Occlusion manoeuvers:
Occlusion manoeuvers are frequently performed in clinical practice in this
patient population to determine the Vei_formula. In this study the time for
expiration (Te) will be slightly longer than according to the current clinical
protocol (maximum 45 seconds, instead of 20 seconds). However, in clinical
practice patients with airflow obstruction ventilated with volume control
ventilation (VCV), may be disconnected from mechanical ventilation several
times a day for a period up to 1 minute to avoid hyperinflation. So in fact,
the study procedures are not importantly different from clinical practice.

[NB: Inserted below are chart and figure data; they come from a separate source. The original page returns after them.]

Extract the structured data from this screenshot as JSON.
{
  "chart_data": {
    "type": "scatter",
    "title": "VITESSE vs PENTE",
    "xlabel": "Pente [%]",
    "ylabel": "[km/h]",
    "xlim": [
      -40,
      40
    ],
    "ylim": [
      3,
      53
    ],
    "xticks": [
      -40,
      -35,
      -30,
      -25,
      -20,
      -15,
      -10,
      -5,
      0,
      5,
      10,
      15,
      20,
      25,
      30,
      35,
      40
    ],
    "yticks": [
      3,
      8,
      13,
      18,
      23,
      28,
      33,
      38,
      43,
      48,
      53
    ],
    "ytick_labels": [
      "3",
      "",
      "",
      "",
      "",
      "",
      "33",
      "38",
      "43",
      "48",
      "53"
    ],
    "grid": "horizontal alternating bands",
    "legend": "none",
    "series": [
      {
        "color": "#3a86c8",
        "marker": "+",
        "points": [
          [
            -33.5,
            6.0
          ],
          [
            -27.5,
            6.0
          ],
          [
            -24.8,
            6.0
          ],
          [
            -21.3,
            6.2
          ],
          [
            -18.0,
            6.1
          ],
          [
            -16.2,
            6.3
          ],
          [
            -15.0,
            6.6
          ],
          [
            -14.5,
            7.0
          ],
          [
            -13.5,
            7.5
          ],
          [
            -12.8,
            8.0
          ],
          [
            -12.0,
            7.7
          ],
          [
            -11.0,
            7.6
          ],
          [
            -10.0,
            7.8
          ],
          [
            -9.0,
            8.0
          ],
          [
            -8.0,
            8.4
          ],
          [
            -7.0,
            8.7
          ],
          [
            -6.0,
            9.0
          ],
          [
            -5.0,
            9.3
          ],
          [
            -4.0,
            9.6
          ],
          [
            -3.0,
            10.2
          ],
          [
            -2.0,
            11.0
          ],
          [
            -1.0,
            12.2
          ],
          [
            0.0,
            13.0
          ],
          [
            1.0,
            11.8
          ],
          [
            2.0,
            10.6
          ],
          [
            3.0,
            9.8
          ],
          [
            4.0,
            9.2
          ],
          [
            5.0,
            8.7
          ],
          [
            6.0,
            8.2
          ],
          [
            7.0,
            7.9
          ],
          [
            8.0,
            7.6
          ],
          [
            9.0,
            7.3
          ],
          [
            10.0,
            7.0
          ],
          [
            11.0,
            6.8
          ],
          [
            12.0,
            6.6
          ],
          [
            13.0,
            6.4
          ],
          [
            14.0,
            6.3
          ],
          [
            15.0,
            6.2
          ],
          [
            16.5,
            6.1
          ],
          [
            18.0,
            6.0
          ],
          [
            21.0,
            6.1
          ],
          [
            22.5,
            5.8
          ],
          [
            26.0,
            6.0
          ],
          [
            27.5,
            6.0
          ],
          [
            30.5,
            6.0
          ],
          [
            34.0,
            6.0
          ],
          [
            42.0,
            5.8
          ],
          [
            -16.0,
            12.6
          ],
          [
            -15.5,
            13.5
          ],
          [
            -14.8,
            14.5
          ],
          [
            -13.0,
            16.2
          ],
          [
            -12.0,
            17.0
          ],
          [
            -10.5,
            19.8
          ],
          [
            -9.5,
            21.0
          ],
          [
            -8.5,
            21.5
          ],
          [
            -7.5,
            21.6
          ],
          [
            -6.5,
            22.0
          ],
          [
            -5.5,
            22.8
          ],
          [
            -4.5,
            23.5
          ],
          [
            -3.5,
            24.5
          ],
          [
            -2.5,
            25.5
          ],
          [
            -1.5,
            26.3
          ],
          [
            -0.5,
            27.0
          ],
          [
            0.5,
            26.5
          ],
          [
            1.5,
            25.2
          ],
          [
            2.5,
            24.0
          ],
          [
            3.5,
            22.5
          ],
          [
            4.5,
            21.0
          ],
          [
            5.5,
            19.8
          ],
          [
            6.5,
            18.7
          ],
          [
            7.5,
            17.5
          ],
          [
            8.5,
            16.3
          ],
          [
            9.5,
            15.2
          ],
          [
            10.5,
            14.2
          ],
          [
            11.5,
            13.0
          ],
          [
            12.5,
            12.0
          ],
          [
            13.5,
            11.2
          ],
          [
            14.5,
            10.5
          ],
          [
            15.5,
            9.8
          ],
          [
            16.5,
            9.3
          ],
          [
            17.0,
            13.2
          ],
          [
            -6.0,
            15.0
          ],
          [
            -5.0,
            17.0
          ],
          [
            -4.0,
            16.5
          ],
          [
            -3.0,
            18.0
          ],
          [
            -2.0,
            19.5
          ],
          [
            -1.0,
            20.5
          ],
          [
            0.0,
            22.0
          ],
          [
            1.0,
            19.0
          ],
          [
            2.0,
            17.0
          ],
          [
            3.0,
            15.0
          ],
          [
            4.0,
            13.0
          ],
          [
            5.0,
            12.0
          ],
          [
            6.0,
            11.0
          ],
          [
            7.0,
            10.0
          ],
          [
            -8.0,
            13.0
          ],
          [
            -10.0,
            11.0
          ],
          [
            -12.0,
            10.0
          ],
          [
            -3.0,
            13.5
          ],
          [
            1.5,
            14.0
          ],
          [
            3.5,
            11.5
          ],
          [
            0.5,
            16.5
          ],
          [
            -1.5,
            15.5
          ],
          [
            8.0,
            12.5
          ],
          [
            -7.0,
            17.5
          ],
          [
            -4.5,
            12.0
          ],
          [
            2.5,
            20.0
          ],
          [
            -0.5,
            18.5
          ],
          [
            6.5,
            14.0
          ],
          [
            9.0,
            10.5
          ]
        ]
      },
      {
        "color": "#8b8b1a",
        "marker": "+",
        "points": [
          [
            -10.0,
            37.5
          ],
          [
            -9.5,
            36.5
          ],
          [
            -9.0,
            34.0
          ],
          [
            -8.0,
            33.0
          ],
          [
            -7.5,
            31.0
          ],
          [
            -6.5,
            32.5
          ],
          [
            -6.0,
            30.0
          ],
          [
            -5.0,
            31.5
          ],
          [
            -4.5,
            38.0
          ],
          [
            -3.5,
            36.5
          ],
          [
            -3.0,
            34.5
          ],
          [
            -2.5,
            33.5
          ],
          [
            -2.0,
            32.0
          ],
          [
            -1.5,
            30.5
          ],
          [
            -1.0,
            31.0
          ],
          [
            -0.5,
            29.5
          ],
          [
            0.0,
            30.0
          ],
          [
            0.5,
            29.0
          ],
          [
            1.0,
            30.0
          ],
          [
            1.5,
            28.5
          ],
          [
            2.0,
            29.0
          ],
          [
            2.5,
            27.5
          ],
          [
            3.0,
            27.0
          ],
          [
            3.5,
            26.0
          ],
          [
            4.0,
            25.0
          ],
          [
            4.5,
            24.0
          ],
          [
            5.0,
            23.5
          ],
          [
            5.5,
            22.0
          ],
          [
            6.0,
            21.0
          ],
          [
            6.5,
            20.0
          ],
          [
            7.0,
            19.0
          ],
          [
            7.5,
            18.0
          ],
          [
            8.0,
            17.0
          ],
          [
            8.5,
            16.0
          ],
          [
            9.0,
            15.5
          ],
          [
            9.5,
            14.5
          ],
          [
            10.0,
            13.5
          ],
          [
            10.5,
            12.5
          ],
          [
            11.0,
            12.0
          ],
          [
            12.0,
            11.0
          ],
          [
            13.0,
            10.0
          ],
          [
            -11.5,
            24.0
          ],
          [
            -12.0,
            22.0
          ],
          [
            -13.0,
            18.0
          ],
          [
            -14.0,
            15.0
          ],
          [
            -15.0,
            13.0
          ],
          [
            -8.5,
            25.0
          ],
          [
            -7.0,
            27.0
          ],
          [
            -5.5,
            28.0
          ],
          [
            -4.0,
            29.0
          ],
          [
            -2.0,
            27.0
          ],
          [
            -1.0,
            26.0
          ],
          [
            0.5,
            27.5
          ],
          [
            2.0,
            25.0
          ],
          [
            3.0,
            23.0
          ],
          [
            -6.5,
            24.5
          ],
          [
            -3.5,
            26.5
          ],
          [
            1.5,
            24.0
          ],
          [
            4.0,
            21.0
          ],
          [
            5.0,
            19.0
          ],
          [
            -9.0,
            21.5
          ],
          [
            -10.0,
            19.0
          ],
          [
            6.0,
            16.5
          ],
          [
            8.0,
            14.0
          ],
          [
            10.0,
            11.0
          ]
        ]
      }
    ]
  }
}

Risks are negligible and the burden can be considered minimal. For patient
safety, measurements will be terminated in case:
• arterial oxygen saturation < 90%
• heart rate > 140/minute or an increase or decrease in heart rate of more than
20%
• systolic blood pressure > 180 mmHg or < 90 mmHg

Blood withdrawal:
Blood will be withdrawn at least once, and in case ventilator settings are
changed, twice. Each sample requires 1.0 ml of blood. Blood will be withdrawn
from an indwelling arterial catheter already present as part of routine
clinical care. Therefore, no adverse events are anticipated from blood
withdrawal.

This study can only be performed in invasively ventilated ICU patients. The Vei
is already determined several times a day in this population to allow safe
mechanical ventilation. In healthy subjects with airflow obstruction dynamic
hyperinflation can also occur, but these subjects are not yet respiratory
insufficient and thus these subjects have different lung dynamics. Airway
collapse could perhaps be simulated, but this is obviously clinically less
relevant as it remains a model and cannot reflect the true in vivo situation.